Can DWI-MRI replace contrast-enhanced MRI for hepatic metastases?

Thursday, December 2 | 11:50 a.m.-12:00 p.m. | SSQ06-09 | E353A
In this paper presentation, Italian researchers will offer that even though diffusion-weighted imaging (DWI) MRI should not be substituted for contrast-enhanced MRI to assess hepatic metastases, DWI does improve overall metastatic lesion detection when combined with MRI enhanced with a liver-specific contrast agent.

Furthermore, DWI with Gd-EOB-DTPA-enhanced MRI seemed to particularly improve detection of subcentimeter lesions by a less experienced radiologist. The lead author of the study was Antonella Filippone, MD, from SS Annunziata Hospital at D'Annunzio University in Chieti, Italy.

The study noted that MRI scans have become increasingly important in assessing liver metastases due to the development of faster imaging techniques and the introduction of novel liver-specific contrast media. Gd-EOB-DTPA (gadoxetic acid disodium [Primovist], Bayer HealthCare Pharmaceuticals, Berlin) is a liver-specific MRI contrast agent that allows for combined dynamic and hepatocyte-specific imaging in one examination.

The researchers retrospectively enrolled 54 patients with less than five surgically proven hepatic metastases from colorectal cancer, who underwent Gd-EOB-DTPA-enhanced MRI scans, including diffusion-weighted imaging. All 54 patients also underwent liver resection after intraoperative ultrasound within two weeks of the MRI scan.

Two independent readers reviewed three image sets -- DWI, Gd-EOB-DTPA, and DWI with Gd-EOB-DTPA -- to detect hepatic metastases. All lesions were divided in three groups of smaller than 1 cm, 1 cm to 2 cm, and larger than 2 cm.

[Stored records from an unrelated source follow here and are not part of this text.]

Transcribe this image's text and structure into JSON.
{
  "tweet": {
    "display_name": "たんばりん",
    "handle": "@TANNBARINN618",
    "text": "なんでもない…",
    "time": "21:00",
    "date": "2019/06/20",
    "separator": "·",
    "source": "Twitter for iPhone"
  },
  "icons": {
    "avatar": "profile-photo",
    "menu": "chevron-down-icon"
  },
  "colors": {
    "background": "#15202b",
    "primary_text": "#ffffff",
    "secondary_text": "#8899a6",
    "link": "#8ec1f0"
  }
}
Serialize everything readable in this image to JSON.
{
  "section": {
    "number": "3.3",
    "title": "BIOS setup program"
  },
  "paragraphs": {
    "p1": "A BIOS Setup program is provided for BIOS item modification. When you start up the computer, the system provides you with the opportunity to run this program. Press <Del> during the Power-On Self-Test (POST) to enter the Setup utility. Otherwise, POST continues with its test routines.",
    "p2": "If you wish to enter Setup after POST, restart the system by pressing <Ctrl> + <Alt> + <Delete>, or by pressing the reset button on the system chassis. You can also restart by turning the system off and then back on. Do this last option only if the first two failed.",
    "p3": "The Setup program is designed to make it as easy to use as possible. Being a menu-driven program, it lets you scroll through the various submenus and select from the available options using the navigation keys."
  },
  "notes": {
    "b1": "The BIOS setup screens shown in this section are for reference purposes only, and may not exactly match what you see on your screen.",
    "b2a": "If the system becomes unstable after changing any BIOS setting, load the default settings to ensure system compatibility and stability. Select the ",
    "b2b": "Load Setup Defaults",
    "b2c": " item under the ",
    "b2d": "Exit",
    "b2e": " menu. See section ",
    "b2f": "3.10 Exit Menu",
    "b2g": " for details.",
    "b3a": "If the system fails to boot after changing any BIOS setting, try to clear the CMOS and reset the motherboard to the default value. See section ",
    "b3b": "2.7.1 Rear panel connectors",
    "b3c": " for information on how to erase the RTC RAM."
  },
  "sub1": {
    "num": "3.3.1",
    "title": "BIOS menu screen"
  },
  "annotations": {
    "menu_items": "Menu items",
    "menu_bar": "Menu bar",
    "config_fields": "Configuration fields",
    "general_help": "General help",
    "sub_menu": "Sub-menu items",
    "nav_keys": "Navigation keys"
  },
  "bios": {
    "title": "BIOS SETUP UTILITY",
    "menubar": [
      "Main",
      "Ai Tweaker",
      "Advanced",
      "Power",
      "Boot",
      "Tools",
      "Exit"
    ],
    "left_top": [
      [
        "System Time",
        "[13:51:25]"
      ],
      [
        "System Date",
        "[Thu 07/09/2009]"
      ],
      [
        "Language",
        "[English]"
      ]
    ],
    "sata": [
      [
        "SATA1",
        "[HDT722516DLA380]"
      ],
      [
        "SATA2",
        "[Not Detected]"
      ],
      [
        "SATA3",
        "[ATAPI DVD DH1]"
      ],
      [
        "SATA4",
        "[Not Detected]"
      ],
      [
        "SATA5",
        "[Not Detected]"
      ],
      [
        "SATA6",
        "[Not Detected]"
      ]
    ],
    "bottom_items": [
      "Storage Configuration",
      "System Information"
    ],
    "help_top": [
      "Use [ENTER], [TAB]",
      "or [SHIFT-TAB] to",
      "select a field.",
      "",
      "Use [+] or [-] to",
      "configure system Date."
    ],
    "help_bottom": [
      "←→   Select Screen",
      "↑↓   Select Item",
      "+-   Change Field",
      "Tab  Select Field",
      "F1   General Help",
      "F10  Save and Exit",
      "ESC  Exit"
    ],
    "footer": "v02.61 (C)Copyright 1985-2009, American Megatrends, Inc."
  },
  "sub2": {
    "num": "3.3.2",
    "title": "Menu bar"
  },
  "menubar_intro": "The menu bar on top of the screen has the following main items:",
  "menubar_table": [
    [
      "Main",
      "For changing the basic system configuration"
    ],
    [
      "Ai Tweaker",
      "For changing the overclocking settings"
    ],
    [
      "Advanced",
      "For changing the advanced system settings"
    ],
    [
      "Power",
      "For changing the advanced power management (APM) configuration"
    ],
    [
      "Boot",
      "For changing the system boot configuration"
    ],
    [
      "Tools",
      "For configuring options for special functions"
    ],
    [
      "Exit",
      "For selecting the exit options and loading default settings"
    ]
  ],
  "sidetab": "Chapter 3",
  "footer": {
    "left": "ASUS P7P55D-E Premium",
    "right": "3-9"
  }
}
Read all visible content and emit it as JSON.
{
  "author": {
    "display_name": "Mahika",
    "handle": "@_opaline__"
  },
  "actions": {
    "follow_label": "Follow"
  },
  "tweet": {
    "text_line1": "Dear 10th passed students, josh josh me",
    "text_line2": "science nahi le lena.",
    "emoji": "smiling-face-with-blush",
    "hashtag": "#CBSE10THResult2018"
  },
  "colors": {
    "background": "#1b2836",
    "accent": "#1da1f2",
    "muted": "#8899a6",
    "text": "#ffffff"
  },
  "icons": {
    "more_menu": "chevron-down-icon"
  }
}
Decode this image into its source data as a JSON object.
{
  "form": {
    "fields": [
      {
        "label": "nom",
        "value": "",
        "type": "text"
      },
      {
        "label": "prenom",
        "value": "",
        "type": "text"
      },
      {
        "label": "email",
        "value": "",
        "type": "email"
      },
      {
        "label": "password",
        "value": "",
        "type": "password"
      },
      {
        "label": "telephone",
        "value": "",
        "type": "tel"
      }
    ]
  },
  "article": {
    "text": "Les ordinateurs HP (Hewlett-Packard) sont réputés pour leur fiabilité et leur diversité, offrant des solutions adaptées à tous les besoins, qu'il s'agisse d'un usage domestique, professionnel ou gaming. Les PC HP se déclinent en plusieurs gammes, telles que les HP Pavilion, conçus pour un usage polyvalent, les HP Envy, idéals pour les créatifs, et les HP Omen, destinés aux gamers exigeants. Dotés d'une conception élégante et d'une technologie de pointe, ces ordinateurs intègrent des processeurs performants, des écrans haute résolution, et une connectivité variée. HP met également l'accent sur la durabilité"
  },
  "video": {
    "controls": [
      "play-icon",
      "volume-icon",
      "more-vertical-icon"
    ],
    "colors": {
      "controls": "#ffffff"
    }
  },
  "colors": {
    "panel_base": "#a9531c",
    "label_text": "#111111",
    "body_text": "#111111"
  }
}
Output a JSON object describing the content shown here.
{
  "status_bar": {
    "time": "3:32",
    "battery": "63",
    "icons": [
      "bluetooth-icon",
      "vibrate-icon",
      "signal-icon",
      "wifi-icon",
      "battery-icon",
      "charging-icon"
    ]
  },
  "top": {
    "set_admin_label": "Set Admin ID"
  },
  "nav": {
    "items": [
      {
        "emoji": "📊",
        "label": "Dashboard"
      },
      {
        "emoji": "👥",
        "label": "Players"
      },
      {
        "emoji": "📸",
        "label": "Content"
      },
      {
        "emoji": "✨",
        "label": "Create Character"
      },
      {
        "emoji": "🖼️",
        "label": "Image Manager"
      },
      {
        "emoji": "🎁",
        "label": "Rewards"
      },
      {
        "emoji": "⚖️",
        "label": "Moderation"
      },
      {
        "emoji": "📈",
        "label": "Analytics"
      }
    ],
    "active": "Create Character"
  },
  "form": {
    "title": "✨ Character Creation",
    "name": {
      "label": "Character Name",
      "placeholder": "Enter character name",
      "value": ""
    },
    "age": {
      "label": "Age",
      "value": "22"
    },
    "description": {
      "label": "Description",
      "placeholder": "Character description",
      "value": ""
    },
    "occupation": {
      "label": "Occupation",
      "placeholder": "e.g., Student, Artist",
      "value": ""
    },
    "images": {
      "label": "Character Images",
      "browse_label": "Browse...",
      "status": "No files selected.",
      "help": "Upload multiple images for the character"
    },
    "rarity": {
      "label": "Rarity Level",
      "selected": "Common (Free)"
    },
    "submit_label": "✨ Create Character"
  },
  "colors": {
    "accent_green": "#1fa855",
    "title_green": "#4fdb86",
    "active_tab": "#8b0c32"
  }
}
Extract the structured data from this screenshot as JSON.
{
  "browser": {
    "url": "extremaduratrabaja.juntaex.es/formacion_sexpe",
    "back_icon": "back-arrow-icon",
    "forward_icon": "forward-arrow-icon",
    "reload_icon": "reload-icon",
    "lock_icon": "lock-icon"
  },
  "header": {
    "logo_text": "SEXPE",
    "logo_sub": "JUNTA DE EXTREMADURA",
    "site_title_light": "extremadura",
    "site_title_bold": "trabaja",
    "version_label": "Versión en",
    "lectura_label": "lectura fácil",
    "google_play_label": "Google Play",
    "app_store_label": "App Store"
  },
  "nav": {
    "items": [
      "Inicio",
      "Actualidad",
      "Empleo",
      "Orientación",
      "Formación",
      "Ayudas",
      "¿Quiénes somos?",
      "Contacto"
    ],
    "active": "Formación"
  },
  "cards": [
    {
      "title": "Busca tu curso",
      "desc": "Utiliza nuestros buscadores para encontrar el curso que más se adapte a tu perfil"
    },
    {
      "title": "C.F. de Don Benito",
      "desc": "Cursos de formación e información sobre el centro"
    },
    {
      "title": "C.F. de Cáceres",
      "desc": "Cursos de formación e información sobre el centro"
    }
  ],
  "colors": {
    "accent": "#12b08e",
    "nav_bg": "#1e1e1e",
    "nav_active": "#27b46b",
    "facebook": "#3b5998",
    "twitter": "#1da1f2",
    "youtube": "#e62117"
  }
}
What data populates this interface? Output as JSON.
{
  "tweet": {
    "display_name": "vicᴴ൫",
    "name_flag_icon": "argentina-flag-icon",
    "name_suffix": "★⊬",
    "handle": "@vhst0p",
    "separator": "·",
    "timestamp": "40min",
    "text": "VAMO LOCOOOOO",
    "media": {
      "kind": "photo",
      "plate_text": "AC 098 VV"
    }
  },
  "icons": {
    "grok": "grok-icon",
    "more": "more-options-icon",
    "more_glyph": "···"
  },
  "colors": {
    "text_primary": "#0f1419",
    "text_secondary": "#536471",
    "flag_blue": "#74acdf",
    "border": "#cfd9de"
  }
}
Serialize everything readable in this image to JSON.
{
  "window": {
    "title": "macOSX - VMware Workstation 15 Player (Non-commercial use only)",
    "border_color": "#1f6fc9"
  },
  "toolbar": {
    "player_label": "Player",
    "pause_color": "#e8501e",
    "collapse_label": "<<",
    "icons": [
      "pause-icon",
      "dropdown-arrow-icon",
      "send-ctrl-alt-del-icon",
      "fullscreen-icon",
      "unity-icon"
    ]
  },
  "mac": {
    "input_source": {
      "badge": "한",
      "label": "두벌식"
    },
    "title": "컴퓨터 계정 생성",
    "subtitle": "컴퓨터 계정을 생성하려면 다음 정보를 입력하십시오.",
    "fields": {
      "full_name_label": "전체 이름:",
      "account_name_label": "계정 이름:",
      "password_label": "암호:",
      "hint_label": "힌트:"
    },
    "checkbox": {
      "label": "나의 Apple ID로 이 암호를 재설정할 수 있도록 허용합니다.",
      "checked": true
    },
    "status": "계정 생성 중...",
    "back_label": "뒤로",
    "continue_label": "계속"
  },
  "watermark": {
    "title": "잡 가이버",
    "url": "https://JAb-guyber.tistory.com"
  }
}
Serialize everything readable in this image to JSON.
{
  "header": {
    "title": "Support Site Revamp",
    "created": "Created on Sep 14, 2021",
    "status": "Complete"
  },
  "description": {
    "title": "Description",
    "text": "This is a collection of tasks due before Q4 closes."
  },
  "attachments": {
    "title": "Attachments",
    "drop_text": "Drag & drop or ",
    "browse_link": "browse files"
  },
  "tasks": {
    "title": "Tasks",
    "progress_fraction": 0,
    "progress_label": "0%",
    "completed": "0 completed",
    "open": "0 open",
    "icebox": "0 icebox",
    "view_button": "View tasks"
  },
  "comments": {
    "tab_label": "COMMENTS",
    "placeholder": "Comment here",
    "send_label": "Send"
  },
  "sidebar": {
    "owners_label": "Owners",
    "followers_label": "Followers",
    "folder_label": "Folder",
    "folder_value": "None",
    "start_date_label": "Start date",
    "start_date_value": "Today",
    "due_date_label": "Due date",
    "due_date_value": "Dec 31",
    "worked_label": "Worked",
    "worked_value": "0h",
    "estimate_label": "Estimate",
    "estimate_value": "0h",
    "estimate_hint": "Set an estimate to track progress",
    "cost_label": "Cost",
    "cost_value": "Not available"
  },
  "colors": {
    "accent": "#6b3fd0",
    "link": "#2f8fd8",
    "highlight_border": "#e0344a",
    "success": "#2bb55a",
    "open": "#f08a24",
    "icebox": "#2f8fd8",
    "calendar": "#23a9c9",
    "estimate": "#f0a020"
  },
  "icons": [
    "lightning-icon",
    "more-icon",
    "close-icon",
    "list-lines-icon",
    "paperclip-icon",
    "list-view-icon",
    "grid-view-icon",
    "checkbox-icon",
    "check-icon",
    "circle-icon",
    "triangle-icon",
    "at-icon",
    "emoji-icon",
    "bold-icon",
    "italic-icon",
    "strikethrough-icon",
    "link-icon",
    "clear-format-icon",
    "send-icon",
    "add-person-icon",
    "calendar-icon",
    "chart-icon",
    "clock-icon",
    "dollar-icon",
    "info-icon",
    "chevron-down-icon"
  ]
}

The study revealed a total of 115 liver metastases, with a mean diameter of 2.3 cm, ranging in size from 0.4 cm to 6.3 cm. Regardless of lesion size, the accuracy in detecting hepatic metastases was lowest for DWI alone. Accuracy increased with Gd-EOB-DTPA and increased yet again with the combination of DWI and Gd-EOB-DTPA.

In addition, with the less-experienced reader, DWI with Gd-EOB-DTPA showed significantly higher sensitivity than DWI or Gd-EOB-DTPA for lesions smaller than 1 cm. There were no significant differences between the three imaging options for lesions larger than 1 cm and for the experienced reader.

Filippone and colleagues concluded the combined assessment of DWI and Gd-EOB-DTPA enhanced MR images and increases readers' diagnostic performance, thus improving detection of small metastatic lesions. Therefore, they suggest using this approach in daily clinical practice to evaluate MR images of patients suspected of liver metastases, regardless of the level of experience of the interpreting radiologist

"Using this policy could lead to improve staging of patients with colorectal liver metastases," the authors noted. "In clinical practice, a better staging means to tailor option treatment in the best way and, at the end, to improve the clinical outcome."